What We Do

The only good thing about the wars is that they eventually end. Sometimes it takes longer, but eventually, one day, the end of conflict comes to any conflict society. And when it does, victims scream for justice, perpetrators trying to escape, and society looking to find a way how to rebuild and make common ground for a better future.

There are many ways to do this, but one thing is for sure. There are only two foundations used to build upon this new, better, society.

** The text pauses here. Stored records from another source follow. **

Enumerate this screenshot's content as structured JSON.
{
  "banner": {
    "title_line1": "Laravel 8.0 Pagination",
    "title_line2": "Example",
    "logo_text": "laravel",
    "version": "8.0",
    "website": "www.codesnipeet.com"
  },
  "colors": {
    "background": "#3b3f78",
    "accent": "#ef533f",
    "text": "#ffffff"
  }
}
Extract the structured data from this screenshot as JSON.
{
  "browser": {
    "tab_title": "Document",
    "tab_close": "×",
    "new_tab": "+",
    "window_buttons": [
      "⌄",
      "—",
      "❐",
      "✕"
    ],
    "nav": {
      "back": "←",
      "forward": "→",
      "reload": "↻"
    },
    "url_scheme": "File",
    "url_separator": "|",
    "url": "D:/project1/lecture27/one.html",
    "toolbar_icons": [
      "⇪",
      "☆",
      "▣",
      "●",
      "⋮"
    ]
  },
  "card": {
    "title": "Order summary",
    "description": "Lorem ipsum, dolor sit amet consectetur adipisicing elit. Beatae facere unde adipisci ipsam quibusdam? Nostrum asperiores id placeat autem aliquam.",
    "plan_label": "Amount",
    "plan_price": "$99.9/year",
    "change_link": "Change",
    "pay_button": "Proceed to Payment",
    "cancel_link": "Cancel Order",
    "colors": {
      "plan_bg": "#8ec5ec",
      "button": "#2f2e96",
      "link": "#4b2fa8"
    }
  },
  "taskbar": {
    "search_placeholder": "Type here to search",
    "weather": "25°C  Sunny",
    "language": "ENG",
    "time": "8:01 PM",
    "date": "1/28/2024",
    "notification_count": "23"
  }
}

Those are Truth and Justice.

Both heavily contested in post-conflict societies, both from victims and perpetrators, they represent values destroyed by the wrongdoings in the conflict, upon which rebuilding society depends for moving on.

The question is how.

While there are other ways than courts (scientific research, truth commission, administrative actions…), courts have one, uncontested advantage over any other mechanism. Their decisions are final and binding – for everybody, victims, and perpetrators. That is not to say that those decisions are uncontested or easily accepted in post-conflict societies, but no matter how much they are contested by the politicians, genocide deniers, media, or perpetrators, nothing of that contesting cannot even “touch” them.
So, no matter how hard and painful facts established “beyond reasonable doubt” in the final court judgements are, those facts are the solid ground for building new societies, and if the post-conflict society does not find the strength for other forms of justice, these judgements are only solid ground.


That is what it is all about.

That is what this database is all about.

It is about collecting and presenting data from the final judgements of the courts dealing with war crimes committed in conflict-affected societies, objective, unbiased, and as established by the competent courts.

By doing that, this database is offering the post-conflict societies the basis for the reconciliation on the grounds of the established facts and finding the ways to accept them and incorporate them into the wider social context. It is not an easy task, but even the most difficult journey starts with the first step, and this database can be one.

To the other “interested parties” (researchers, journalists, citizens of the post-conflict societies …), this is a valuable source of, otherwise scattered, information on war crimes committed in conflict areas of the world and important ground for further work on the understanding and prevention of the future conflicts.